Makhluk Tangguh
Seorang teman karib bertanya, "Mbak, menurutmu aku ini pemalas, apatis, wegah berdaya upaya atau tidak?".
Aku jelas melongo. Selama bergaul dengan dia, tak pernah kulihat dia males-malesan apalagi apatis. Prinsip kami sama: yang penting bergerak, soal rezeki apa kata Gusti Allah.
Selama mau obah ya bisa mamah (selama mau bergerak ya tetap bisa makan), yen gelem ubet yo iso ngliwet (jika mau berusaha pasti bisa menanak nasi). Kami retjeh warrior yang bersedia mengejar puluhan KM demi cepek ceng, dibelain jari melepuh demi beberapa puluh ribu. Mosok dia masih nanya sih? Rupanya, dia abis diceramahin temannya yang menilai dia pemalas, nggak mau berusaha dan apatis.
Aku ngakak mendengarkan curhatannya, ketawa getir sih. Selalu ada tim penilai yang menjatuhkan mental. Ngapain mikirin lambe turah yang gak ngerti apa-apa soal struggling, bikin mental drop pun.
Aku pun pernah dinilai begitu, beberapa kali malahan. Yawis ben lah. Urip mung sawang sinawang, bahasa bulenya don't judge a book by its cover. Nyawang dan menilai itu gampang banget, modal mata dan mulut doang, gak perlu berpeluh pun.

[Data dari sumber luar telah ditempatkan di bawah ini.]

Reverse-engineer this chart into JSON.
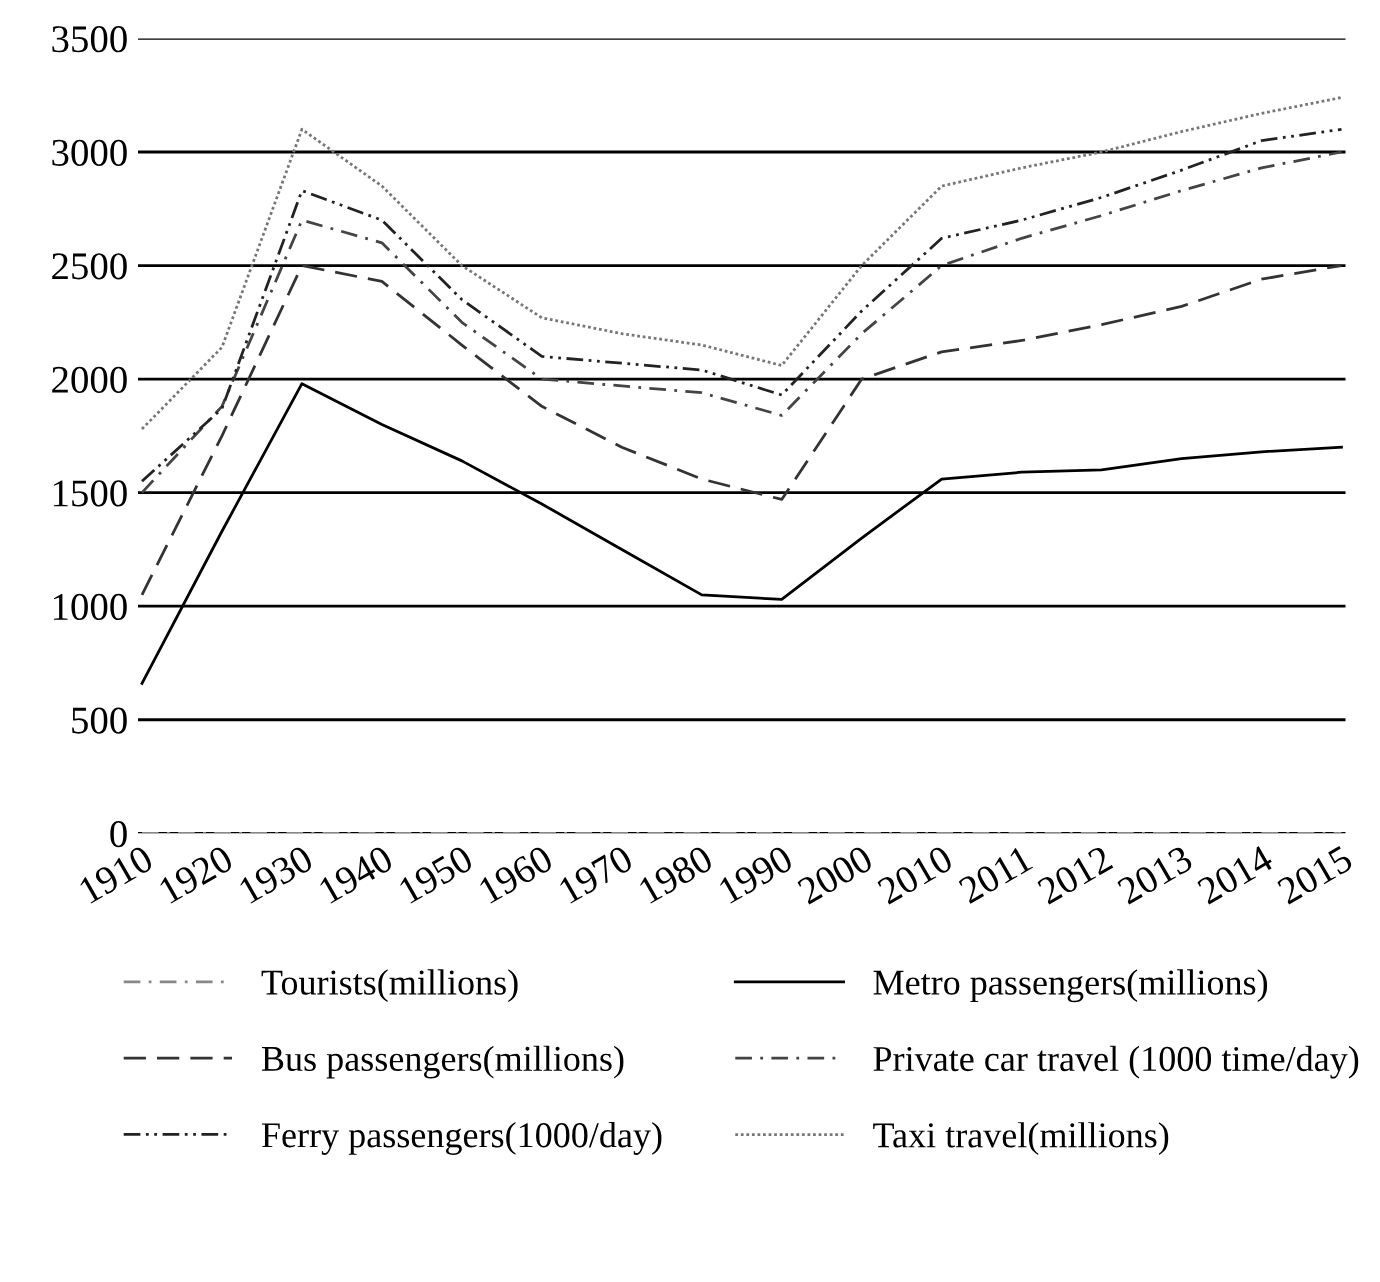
{
  "chart_data": {
    "type": "line",
    "categories": [
      "1910",
      "1920",
      "1930",
      "1940",
      "1950",
      "1960",
      "1970",
      "1980",
      "1990",
      "2000",
      "2010",
      "2011",
      "2012",
      "2013",
      "2014",
      "2015"
    ],
    "ylim": [
      0,
      3500
    ],
    "yticks": [
      0,
      500,
      1000,
      1500,
      2000,
      2500,
      3000,
      3500
    ],
    "grid": "y",
    "legend": "bottom",
    "marker": "none",
    "series": [
      {
        "name": "Tourists(millions)",
        "color": "#888888",
        "line_style": "dashdot",
        "values": [
          0,
          0,
          0,
          0,
          0,
          0,
          0,
          0,
          0,
          0,
          0,
          0,
          0,
          0,
          0,
          0
        ]
      },
      {
        "name": "Metro passengers(millions)",
        "color": "#000000",
        "line_style": "solid",
        "values": [
          660,
          1330,
          1980,
          1800,
          1640,
          1450,
          1250,
          1050,
          1030,
          1300,
          1560,
          1590,
          1600,
          1650,
          1680,
          1700
        ]
      },
      {
        "name": "Bus passengers(millions)",
        "color": "#333333",
        "line_style": "dashed",
        "values": [
          1050,
          1750,
          2500,
          2430,
          2150,
          1880,
          1700,
          1560,
          1470,
          2000,
          2120,
          2170,
          2240,
          2320,
          2440,
          2500
        ]
      },
      {
        "name": "Private car travel (1000 time/day)",
        "color": "#444444",
        "line_style": "dashdot",
        "values": [
          1500,
          1880,
          2700,
          2600,
          2250,
          2000,
          1970,
          1940,
          1840,
          2200,
          2500,
          2620,
          2720,
          2830,
          2930,
          3000
        ]
      },
      {
        "name": "Ferry passengers(1000/day)",
        "color": "#222222",
        "line_style": "dashdotdot",
        "values": [
          1550,
          1870,
          2830,
          2700,
          2350,
          2100,
          2070,
          2040,
          1930,
          2300,
          2620,
          2700,
          2800,
          2920,
          3050,
          3100
        ]
      },
      {
        "name": "Taxi travel(millions)",
        "color": "#777777",
        "line_style": "dotted",
        "values": [
          1780,
          2140,
          3100,
          2850,
          2500,
          2270,
          2200,
          2150,
          2060,
          2500,
          2850,
          2930,
          3000,
          3090,
          3170,
          3240
        ]
      }
    ]
  }
}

Temanku bukan pemalas tak bertanggung jawab. Dia pekerja keras. Pencari nafkah tunggal (saat ini) dan care giver beberapa bulan lalu. Ringan? Sumpah nggak. Aku bertahun dan masih berada di posisi yang sama dengan dia saat ini. Akrobatik jangka panjang mengatur waktu, uang, pikiran dan tenaga antara merawat si sakit dan mencari nafkah. Nggak depresi lalu bunuh diri, sudah sangat bagus itu.

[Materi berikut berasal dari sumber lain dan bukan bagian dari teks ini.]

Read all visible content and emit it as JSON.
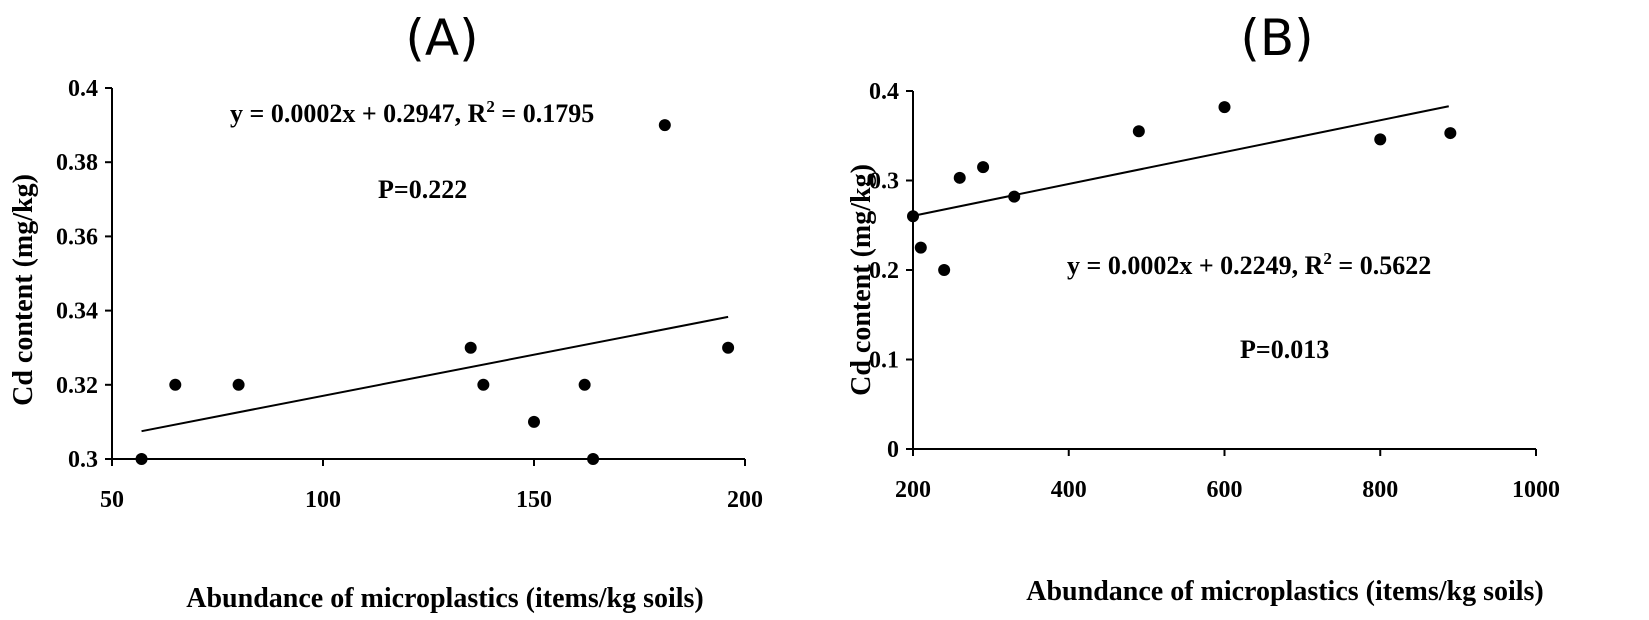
{
  "chart_data": [
    {
      "type": "scatter",
      "panel_label": "(A)",
      "xlabel": "Abundance of microplastics (items/kg soils)",
      "ylabel": "Cd content (mg/kg)",
      "xlim": [
        50,
        200
      ],
      "ylim": [
        0.3,
        0.4
      ],
      "x_ticks": [
        50,
        100,
        150,
        200
      ],
      "x_tick_labels": [
        "50",
        "100",
        "150",
        "200"
      ],
      "y_ticks": [
        0.3,
        0.32,
        0.34,
        0.36,
        0.38,
        0.4
      ],
      "y_tick_labels": [
        "0.3",
        "0.32",
        "0.34",
        "0.36",
        "0.38",
        "0.4"
      ],
      "points": [
        {
          "x": 57,
          "y": 0.3
        },
        {
          "x": 65,
          "y": 0.32
        },
        {
          "x": 80,
          "y": 0.32
        },
        {
          "x": 135,
          "y": 0.33
        },
        {
          "x": 138,
          "y": 0.32
        },
        {
          "x": 150,
          "y": 0.31
        },
        {
          "x": 162,
          "y": 0.32
        },
        {
          "x": 164,
          "y": 0.3
        },
        {
          "x": 181,
          "y": 0.39
        },
        {
          "x": 196,
          "y": 0.33
        }
      ],
      "trendline": {
        "x": [
          57,
          196
        ],
        "y": [
          0.3075,
          0.3383
        ]
      },
      "equation_parts": [
        "y = 0.0002x + 0.2947, R",
        "2",
        " = 0.1795"
      ],
      "p_value": "P=0.222"
    },
    {
      "type": "scatter",
      "panel_label": "(B)",
      "xlabel": "Abundance of microplastics (items/kg soils)",
      "ylabel": "Cd content (mg/kg)",
      "xlim": [
        200,
        1000
      ],
      "ylim": [
        0,
        0.4
      ],
      "x_ticks": [
        200,
        400,
        600,
        800,
        1000
      ],
      "x_tick_labels": [
        "200",
        "400",
        "600",
        "800",
        "1000"
      ],
      "y_ticks": [
        0,
        0.1,
        0.2,
        0.3,
        0.4
      ],
      "y_tick_labels": [
        "0",
        "0.1",
        "0.2",
        "0.3",
        "0.4"
      ],
      "points": [
        {
          "x": 200,
          "y": 0.26
        },
        {
          "x": 210,
          "y": 0.225
        },
        {
          "x": 240,
          "y": 0.2
        },
        {
          "x": 260,
          "y": 0.303
        },
        {
          "x": 290,
          "y": 0.315
        },
        {
          "x": 330,
          "y": 0.282
        },
        {
          "x": 490,
          "y": 0.355
        },
        {
          "x": 600,
          "y": 0.382
        },
        {
          "x": 800,
          "y": 0.346
        },
        {
          "x": 890,
          "y": 0.353
        }
      ],
      "trendline": {
        "x": [
          200,
          888
        ],
        "y": [
          0.2605,
          0.383
        ]
      },
      "equation_parts": [
        "y = 0.0002x + 0.2249, R",
        "2",
        " = 0.5622"
      ],
      "p_value": "P=0.013"
    }
  ]
}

Kalaupun ada kekurangannya, ya wajar to. Sendirian mengatasi semua persoalan hidup, jelas kepontal-pontal. Apalagi di masa pandemi, pekerja lepas harus lebih giat banting tulang sembari membagi diri untuk anak-anak. Jika saja sehari diisi 28 jam, itu masih belum cukup untuk menyelesaikan urusan.
Selow Bulik, pegangan kita hanya satu: Gusti Allah. Cuma DIA yang nggak nyocotan. Kita kembalikan semua masalah yang tak bisa kita urus kepadaNya. Mau bagaimana lagi? Ikhtiar mati-matian sudah dilakukan, sisanya biarkan DIA yang menyelesaikan. Soal lambe turah, nggak usahlah dimasukkan kuping apalagi dipikir jeru. Wong duit beras dan duit untuk keperluan pendidikan kita upayakan sendiri kok, gak minta mak lambe turah.
Sepertinya kita harus bangga pada diri sendiri. Sanggup menerima dan menjalani APAPUN model kehidupan tanpa mengeluh (sesekali nangis sebab lelah lahir batin, yo wajar lah).
Kita tak pernah sambat saat menjadi guru, sopir, koki untuk anak-anak sekaligus pencari nafkah tunggal, apalagi ngeluh: kenapa harus aku? Kita, orang yang bersedia nguntal (menelan) bulat-bulat apa yang jadi tanggung jawab kita. Masio punya pilihan tinggal glanggang colong playu (melarikan diri dari arena pertempuran), itu tak pernah kita lakukan.
Zaman sekarang Bulik, buanyak orang menyerah pada keadaan, katok njedog njalani kesulitan hidup. Tapi kita memilih untuk bertarung, menang atau kalah urusan nanti. Jadi, bangga o pada dirimu sendiri. Jadikan cacatan dan cocotan sebagai cemeti pelecut semangat. Nggak usah baper.
Salut dan hormat tertinggi untuk semua perempuan pencari nafkah dan ibu tunggal. Makhluk tangguh pilihan Tuhan.